I am sure most IT professionals, especially the ones dealing with data, have heard of data quality. The idea of monitoring data to ensure the data fit into the intended use with a high level of accuracy. When creating a Business Intelligence (BI) solution how can data quality be continually monitored through the [...]
I am sure most IT professionals, especially the ones dealing with data, have heard of data quality. The idea of monitoring data to ensure the data fit into the intended use with a high level of accuracy. When creating a Business Intelligence (BI) solution how can data quality be continually monitored through the entire solution? One method is called Data Auditing. The concept might not be new, but the formalization of the process is.
Data Auditing is the process of ensuring data quality from the beginning of the BI process to the final destination in a repeatable and measured way. This includes validation of data that arrive from source to staging to star to cube (if exists). Where ever business logic can be implemented, a data audit can be used to make sure the quality of the data is consistent.
One example of data auditing I have used was for a ‘technical glitch’ with the use of SQL Server Analysis Services (SSAS). The decision was made to not change source data that was of bad quality and load it into the Kimball star schema as it was. (Now this decision can be debated, but one major reason this was done was to easily expose data quality issues to the users as they believed there would be an inconceivably small amount of data quality issues.) What was discovered with using SSAS is it would not handle dates with a year prior to around 1500. Some of the dates in the source system had the year 200 instead of 2000 and so on. A Data Audit routine was designed to look for these dates into the stage tables and change them to a pre-determined default date. This allowed the SSAS job to complete and the cube to process.
This process seems much like any other data quality processes. The true auditing came from how these instances (and the others) were reported. The code developed to catch the data quality issues also entered data into “performance” stars schemas designed to provide data on the nightly process. This data was then shown by a dashboard used by the internal IT, BI staff. Every morning we could see how many rows of data were caught by each audit. This allowed us to make quick decisions on how to handle the data to change in the source system and even change in the data warehouse (including staging tables to make sure there was not a type 2 slowly changing dimension row added by the change to the original source data).
There were other data audits that summed specific counts of rows from the source system and made sure that count was the same in the star and cube due to how the star was loaded. Another data audit allowed us to show the measures in the fact tables and the cube were the same based on logic used. These types of data audits are not used to catch data quality, but to explicitly show that on a day-to-day basis, the results are the same. This audit was extremely necessary to build confidence in the data. Confidence in “the numbers” was extremely important to our clients and this was the simplest way for us to convince our end users they were getting what they were supposed to get.

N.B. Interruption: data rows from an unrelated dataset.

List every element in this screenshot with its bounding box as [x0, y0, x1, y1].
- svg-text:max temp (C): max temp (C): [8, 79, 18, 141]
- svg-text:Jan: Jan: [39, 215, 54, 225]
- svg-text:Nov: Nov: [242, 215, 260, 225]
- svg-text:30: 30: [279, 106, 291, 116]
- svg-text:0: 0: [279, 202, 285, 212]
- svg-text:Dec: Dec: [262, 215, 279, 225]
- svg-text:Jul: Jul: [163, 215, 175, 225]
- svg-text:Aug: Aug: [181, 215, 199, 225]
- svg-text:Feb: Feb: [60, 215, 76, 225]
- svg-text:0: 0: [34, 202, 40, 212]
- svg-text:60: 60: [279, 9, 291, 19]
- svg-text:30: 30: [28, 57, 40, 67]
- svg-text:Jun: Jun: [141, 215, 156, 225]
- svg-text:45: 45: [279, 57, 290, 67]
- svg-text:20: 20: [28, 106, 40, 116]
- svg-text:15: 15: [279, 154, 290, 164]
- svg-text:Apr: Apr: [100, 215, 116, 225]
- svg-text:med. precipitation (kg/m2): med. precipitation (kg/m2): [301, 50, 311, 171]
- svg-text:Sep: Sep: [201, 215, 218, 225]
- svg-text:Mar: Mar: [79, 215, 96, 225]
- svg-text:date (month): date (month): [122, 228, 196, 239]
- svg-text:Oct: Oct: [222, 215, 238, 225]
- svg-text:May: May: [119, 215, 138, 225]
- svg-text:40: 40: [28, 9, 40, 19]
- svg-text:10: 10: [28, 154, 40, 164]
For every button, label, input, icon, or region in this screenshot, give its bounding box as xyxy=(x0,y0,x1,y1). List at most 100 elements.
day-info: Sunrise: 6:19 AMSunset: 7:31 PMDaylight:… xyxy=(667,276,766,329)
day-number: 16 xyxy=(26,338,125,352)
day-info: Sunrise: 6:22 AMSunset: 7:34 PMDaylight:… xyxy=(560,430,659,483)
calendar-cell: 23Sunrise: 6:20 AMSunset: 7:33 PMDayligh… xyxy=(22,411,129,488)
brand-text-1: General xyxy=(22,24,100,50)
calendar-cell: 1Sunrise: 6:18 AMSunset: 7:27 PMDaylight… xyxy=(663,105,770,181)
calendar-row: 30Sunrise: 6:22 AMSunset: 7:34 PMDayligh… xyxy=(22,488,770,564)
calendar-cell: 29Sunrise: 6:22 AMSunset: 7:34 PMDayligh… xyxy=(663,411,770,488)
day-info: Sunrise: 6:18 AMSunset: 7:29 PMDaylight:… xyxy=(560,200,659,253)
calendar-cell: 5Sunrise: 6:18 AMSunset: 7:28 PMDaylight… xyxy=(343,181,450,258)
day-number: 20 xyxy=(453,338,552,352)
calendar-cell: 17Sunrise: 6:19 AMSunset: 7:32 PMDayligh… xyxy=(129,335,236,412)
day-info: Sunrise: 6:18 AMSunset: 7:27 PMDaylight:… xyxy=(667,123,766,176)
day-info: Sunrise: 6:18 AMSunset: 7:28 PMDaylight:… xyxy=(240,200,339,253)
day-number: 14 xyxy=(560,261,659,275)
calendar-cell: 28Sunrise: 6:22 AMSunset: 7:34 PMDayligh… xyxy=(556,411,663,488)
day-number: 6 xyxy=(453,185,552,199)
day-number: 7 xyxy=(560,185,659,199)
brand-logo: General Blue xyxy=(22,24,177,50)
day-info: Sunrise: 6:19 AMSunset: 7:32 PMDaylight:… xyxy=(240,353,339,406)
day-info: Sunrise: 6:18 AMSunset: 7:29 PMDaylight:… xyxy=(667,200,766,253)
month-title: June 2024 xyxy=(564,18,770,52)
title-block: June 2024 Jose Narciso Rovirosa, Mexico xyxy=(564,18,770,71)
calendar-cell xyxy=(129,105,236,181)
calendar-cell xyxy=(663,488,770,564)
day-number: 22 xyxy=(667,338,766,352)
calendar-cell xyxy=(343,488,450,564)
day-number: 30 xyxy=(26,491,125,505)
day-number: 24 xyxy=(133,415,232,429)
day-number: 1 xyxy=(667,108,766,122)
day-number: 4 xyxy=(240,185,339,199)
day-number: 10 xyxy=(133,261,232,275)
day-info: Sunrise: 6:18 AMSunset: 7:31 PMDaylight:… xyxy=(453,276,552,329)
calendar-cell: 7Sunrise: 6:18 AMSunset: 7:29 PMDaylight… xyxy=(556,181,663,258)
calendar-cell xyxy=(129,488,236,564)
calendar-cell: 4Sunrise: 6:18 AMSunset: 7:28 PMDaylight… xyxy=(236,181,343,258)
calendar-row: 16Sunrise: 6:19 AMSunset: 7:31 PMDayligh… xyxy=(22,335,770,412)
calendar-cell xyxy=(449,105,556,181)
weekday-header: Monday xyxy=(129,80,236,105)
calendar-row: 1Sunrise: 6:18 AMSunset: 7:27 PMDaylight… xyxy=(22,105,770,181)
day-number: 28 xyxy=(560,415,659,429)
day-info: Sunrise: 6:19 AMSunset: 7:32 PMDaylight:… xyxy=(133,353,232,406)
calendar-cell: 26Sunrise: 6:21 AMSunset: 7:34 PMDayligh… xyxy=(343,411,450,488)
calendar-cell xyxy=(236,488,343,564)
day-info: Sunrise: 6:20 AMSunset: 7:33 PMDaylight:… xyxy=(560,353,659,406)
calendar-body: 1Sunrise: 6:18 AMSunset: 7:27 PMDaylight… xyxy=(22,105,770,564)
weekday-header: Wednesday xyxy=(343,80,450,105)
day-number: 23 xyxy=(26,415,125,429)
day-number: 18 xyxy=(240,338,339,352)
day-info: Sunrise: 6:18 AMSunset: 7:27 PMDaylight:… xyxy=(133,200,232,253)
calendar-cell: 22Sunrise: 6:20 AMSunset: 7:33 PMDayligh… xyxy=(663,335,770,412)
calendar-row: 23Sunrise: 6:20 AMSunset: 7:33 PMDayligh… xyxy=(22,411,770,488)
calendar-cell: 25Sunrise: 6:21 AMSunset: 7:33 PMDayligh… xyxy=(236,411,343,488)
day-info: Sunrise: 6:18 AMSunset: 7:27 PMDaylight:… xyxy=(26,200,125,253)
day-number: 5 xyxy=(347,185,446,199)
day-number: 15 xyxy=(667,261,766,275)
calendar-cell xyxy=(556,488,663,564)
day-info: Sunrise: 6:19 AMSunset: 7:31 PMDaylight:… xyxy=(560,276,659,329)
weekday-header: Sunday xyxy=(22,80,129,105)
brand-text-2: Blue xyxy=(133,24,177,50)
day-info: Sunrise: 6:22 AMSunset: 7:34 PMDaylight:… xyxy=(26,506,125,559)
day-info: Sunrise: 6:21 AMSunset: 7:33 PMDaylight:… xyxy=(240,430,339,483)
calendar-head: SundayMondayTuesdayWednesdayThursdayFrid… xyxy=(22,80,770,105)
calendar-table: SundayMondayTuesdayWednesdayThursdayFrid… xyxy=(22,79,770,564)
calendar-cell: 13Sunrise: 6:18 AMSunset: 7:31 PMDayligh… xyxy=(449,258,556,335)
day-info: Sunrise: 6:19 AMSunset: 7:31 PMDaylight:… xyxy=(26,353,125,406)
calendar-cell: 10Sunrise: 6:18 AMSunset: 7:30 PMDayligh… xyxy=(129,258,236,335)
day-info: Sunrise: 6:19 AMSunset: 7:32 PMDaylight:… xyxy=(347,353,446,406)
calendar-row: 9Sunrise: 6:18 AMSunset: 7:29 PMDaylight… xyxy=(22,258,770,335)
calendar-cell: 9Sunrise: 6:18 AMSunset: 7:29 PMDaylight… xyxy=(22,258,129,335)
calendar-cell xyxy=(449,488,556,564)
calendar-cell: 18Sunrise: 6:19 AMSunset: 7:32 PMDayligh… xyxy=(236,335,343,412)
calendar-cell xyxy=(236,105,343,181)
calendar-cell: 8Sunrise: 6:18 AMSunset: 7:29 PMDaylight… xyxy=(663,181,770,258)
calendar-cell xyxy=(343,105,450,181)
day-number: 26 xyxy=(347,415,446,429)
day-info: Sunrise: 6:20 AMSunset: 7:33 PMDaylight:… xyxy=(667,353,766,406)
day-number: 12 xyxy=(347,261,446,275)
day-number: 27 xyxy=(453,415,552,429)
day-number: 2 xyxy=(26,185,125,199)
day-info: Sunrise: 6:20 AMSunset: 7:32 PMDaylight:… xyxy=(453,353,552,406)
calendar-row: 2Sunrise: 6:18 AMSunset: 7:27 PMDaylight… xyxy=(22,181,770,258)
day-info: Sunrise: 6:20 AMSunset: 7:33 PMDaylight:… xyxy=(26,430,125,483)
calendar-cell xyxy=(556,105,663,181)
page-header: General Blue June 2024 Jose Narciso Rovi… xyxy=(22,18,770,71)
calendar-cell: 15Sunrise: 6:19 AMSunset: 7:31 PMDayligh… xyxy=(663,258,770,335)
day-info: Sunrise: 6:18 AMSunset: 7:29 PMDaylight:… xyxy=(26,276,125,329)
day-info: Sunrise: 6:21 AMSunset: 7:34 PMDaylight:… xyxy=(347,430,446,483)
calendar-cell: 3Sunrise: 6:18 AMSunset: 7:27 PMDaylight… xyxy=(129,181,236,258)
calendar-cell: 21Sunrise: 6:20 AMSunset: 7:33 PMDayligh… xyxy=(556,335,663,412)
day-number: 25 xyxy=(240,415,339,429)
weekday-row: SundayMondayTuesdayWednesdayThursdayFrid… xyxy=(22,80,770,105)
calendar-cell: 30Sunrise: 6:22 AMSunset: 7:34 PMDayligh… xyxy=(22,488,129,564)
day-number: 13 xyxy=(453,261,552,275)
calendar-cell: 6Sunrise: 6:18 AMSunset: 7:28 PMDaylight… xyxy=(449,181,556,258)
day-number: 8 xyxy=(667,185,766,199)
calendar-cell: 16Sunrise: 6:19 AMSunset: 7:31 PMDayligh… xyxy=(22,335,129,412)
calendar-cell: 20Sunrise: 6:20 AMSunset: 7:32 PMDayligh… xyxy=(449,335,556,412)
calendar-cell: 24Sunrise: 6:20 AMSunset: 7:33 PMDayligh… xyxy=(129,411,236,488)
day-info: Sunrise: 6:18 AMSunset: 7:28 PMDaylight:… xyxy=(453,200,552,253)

The best way to implement a data auditing solution is to use the existing BI tools to build the report, dashboard or any other means to expose the audit. Even the simple use of Excel against the cube and star can be used. Any way that can be easily maintained is preferred. Of course the data needs to be understood in order to make sure this is done correctly. If data is distributed in the star to form a lower level of granularity, then it needs to be summed back to the original level and compared to what is in the source. This could mean there are rounding errors present, but that should only provide around a penny difference.
A problem with Data Auditing is the trade-off of time developing the data auditing process takes away from time to develop the business needed parts of the BI solution. One way to incorporate this is to build it into each project. The first project to utilize the concept of data auditing will take longer due to the need to build the underlying data structure and processes. Once this is started and built, the next project to use the structure will take less time to ‘plug in’ just like the idea of re-using conformed dimensions.
Data Auditing’s benefits provide a repeatable way to show data throughout the entire BI process is correct. This concept is part of a good data quality/data governance solution. The ability to ‘watch’ the data as it goes through the entire BI process to make sure it means what it supposed to mean will provide a security blanket for the end users. The end users can say “This data is from the data warehouse and I am positively sure it is correct.” How much value to the business and reassurance to IT does that grant?